Taken together, those sentiments against personal revelation or discussion of craft go a long way toward explaining the dry breeziness of And Furthermore, which amounts to little more than an extensive, lightly annotated résumé of Dench’s illustrious decades-long career onstage and in television and film. It’s exhaustive in its thoroughness about titles, roles, theaters, and co-stars—the latter often reeled off in programmatic who-played-what lists—but personal insight is rare. Dench tells plenty of anecdotes, particularly about her stage days, but they’re often no more than a frustratingly oblique sentence or two. The title page credits the book to “Judi Dench as told to John Miller,” and the contents do read like dictation, with stories told in breathless run-ons that offer a sense of cheer and good humor without necessarily letting readers in on the jokes: One complete story about her ’70s appearance in The Merchant Of Venice runs: “I had this idea of a wig for Portia with lots of curls, and John Neville came one night, I had not seem him for years, and he knocked at my dressing room, put his head round the door and just said, ‘Hello, Bubbles,’ that was all he said, and quite right too.”
While And Furthermore sticks to the shallows in its look at Dench’s life—she explains in the preface that the book is only intended to fill the gaps left by Miller’s several other books about her—it does get across a sense of her actual voice, a brisk, classy, distinctly upper-crust British tone that implies a great deal of laughter and joy reserved mostly for expression among a few close family and friends.
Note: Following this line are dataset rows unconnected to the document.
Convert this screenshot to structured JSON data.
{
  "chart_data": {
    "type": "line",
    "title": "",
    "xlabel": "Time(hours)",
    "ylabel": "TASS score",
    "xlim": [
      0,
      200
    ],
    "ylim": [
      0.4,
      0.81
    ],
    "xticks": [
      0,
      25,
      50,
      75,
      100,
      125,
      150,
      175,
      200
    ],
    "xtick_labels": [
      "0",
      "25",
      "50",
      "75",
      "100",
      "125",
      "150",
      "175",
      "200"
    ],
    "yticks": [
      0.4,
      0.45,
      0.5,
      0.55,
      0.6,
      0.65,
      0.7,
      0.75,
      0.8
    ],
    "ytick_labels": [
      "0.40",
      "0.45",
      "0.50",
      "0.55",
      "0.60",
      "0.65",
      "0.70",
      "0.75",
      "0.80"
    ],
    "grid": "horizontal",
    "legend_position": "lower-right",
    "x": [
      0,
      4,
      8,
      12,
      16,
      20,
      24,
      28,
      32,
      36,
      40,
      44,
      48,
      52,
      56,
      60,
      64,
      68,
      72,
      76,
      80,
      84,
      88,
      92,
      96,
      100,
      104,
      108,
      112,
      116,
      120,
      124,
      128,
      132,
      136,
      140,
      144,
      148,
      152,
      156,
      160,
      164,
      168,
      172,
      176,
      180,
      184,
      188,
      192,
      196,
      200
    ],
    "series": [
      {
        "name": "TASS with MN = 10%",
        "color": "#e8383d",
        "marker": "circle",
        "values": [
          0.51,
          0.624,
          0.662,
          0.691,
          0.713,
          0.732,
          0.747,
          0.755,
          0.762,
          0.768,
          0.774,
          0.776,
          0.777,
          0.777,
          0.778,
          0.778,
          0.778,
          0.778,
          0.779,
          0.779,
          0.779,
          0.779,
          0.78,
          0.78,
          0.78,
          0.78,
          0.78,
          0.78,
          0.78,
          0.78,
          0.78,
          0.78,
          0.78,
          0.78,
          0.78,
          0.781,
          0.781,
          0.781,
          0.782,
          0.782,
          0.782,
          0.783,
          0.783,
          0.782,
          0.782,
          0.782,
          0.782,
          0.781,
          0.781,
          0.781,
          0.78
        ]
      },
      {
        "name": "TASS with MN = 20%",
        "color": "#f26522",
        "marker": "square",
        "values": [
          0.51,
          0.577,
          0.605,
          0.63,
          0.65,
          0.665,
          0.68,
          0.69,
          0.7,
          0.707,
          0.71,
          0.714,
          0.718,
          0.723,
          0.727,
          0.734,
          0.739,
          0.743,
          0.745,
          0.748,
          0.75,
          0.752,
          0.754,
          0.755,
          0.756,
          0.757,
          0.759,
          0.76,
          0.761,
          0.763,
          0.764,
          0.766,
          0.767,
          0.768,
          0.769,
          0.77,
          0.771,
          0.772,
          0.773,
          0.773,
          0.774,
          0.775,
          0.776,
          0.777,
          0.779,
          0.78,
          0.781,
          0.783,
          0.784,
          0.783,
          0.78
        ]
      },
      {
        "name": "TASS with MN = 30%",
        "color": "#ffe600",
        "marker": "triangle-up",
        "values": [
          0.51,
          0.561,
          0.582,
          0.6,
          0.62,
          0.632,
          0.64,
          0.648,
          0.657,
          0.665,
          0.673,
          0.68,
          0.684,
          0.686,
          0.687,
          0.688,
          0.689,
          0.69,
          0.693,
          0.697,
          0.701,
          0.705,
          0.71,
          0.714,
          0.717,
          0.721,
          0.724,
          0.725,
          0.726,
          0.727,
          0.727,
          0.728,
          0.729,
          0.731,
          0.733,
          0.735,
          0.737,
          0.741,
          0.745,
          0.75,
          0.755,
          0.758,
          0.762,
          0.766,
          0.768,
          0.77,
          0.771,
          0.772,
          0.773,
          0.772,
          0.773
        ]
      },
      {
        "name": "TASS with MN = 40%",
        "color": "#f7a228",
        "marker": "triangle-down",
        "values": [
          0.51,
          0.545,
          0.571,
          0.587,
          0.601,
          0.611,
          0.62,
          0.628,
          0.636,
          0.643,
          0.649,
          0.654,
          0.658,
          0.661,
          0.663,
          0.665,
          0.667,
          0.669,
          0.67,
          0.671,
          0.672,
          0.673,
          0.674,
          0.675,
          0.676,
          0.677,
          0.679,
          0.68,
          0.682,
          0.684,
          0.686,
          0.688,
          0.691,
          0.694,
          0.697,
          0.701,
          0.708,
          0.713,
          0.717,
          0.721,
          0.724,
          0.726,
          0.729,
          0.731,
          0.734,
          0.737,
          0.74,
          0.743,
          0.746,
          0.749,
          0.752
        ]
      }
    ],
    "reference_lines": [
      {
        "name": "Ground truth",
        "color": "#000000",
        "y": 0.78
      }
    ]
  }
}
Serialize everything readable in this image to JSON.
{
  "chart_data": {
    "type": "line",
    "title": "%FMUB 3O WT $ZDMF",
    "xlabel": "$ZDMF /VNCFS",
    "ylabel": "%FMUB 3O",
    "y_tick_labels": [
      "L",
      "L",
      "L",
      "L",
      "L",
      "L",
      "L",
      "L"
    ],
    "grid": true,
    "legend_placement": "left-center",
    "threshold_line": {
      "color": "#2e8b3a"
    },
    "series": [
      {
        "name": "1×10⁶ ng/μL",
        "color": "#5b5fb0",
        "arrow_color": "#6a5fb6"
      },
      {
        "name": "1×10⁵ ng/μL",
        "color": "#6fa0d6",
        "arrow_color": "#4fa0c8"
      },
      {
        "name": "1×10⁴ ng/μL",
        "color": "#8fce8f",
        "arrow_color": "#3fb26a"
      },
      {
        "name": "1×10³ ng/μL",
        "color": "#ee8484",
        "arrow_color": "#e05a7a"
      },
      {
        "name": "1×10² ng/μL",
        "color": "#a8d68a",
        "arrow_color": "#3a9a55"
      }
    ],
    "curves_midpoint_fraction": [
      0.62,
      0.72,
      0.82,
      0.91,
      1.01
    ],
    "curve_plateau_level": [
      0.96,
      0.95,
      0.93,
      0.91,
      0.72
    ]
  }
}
She hints at that humor in her brief stories about pranks and in-jokes during theater productions, and similarly hints at a deeper inner life by occasionally admitting she enjoyed being in a particular play, or got excited while riding in a helicopter for one of her roles as M in the James Bond franchise. But mostly, And Furthermore is a book-length illustration of another of Dench’s moments of asperity toward the press, in which a paparazzo follows her to photograph her shopping and eating lunch: “I don’t see how that is interesting, for one thing,” she sighs, “and I really don’t think that is anybody else’s business.” With all deference to her fascinating career and her inimitable presence onscreen, her attitude that no one should find her life interesting contributes mightily toward her making it seem much less interesting.